Nun ist immer davon auszugehen, dass es eine gewisse „Dunkelziffer“ unentdeckter Fälle gibt, denn die Richtigkeit der Todesursachenstatistik hängt von den Angaben der Ärzte ab. Hier mag es im Blick auf die richtige Diagnose von Kindesmisshandlungen als Todesursache noch immer gewisse Defizite geben.

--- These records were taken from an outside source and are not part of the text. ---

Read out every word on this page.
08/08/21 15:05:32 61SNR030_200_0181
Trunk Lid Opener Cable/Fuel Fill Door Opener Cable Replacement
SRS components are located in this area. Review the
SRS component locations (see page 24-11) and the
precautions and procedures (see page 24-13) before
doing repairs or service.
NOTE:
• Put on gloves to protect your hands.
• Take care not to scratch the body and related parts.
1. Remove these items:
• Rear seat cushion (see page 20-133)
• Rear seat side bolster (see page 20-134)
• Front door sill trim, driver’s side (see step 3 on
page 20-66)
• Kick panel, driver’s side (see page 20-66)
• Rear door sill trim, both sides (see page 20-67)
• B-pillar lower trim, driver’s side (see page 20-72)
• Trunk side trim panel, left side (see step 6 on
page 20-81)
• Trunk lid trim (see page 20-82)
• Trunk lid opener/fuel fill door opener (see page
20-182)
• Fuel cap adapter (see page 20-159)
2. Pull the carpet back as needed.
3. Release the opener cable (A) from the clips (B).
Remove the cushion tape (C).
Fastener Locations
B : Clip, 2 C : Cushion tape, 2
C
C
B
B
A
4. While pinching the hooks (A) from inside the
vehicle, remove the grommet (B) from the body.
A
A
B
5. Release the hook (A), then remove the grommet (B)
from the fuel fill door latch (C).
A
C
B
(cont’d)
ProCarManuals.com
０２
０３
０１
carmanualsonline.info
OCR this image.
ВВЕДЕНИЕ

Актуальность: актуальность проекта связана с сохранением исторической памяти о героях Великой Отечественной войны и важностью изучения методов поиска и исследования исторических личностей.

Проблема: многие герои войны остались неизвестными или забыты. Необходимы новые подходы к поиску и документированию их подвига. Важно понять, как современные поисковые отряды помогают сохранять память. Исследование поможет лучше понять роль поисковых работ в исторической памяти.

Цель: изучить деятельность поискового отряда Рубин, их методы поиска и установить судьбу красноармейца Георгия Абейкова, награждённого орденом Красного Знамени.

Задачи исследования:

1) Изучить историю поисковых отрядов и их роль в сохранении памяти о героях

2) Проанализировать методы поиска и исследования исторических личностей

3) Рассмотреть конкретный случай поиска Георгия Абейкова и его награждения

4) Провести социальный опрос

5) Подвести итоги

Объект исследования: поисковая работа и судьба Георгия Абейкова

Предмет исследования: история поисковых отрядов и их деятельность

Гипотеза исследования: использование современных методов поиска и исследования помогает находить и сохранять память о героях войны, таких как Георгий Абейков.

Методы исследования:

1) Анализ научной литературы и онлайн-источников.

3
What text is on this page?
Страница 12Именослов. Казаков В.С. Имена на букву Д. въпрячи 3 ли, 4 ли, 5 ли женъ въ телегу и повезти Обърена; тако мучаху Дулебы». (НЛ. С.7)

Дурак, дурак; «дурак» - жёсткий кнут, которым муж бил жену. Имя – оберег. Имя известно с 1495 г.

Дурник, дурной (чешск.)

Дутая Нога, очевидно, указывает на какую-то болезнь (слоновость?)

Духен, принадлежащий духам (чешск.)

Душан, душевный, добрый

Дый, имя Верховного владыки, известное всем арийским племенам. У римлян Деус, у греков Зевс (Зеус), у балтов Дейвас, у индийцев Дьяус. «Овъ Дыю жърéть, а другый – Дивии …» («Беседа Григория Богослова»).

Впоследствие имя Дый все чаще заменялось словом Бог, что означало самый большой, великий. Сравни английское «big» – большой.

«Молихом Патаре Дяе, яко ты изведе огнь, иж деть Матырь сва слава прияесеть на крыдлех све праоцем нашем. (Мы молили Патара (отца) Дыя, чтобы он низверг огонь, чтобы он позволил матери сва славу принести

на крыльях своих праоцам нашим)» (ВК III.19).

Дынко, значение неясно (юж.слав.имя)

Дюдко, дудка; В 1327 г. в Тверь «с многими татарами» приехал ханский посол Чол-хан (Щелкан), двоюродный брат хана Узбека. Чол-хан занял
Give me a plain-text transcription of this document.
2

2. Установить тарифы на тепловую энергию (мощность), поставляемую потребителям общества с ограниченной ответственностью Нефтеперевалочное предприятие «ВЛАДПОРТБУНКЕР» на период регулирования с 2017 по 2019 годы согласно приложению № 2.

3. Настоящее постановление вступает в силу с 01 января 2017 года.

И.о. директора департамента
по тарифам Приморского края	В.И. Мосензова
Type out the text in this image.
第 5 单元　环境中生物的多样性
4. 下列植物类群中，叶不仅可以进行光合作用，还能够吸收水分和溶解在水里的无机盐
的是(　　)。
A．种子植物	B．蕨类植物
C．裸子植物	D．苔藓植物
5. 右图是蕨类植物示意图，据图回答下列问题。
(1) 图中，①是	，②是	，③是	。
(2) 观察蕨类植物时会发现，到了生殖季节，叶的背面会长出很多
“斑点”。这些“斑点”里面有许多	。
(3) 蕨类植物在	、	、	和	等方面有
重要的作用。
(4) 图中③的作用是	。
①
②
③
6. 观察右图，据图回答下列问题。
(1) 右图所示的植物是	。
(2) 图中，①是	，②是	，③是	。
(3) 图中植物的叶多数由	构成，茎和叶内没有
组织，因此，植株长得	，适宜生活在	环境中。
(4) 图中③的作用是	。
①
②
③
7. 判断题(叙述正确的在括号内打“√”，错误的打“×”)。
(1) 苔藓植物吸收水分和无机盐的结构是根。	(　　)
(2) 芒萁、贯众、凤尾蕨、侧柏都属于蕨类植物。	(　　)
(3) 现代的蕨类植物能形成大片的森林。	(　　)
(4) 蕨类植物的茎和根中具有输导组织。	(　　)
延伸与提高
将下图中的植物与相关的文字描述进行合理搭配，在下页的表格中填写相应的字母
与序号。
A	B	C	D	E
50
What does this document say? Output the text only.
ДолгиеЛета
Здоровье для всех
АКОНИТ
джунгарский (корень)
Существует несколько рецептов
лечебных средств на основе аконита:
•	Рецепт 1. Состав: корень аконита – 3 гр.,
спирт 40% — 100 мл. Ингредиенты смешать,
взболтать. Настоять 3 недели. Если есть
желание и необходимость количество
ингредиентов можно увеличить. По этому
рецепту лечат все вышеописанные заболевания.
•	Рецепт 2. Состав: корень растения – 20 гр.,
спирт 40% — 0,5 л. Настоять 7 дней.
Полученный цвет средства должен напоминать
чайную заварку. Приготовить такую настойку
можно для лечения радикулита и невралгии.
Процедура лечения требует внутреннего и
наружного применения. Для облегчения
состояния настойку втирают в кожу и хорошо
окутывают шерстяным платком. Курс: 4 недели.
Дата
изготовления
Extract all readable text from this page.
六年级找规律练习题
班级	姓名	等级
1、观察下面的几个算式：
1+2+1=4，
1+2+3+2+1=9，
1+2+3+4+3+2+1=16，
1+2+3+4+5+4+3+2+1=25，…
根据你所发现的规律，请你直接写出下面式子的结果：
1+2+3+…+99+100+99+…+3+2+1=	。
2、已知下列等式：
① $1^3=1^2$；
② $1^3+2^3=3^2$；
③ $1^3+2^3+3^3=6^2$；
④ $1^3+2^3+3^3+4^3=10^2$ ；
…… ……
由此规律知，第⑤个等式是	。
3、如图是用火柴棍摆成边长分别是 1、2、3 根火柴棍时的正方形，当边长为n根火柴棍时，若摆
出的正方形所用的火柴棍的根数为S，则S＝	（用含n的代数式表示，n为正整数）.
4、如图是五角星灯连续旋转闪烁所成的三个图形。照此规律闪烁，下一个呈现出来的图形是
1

Im Vergleich zu früher dürften sie aber geringer geworden sein, denn die Sensibilität gegenüber physischer Gewalt an Kindern ist gewachsen, seit 2000 ist sie auch gesetzlich geächtet (6). Damit ist die Neigung, Fälle von Kindesmisshandlungen anzuzeigen gestiegen. Trotzdem zeigt die Statistik eine positive, rückläufige Tendenz: Im Vergleich zum Jahr 2000 ist die Zahl der Kinder, die an tödlichen Angriffen starben, um mehr als die Hälfte gesunken (7). Das Risiko für Kinder, häuslicher Gewalt zum Opfer zu fallen, ist im Vergleich zu früheren Jahrzehnten stark gesunken: Um 1980 gab es bezogen auf 100.000 Kinder 1,5 Fälle von Kindestötungen, heute sind es etwa 0,5 Fälle (8). Trotz erschütternder Einzelfälle ist die generelle Tendenz zu sehen: Nie zuvor gab es weniger Gewalt in der Kindererziehung als heute und nie zuvor waren Eltern so besorgt um die Gesundheit ihrer Kinder. Sie sind die natürlichen Advokaten ihrer Kinder – der Staat ist (Art. 6 GG) Wächter, aber nicht Obererzieher, was manchmal in Vergessenheit zu geraten droht.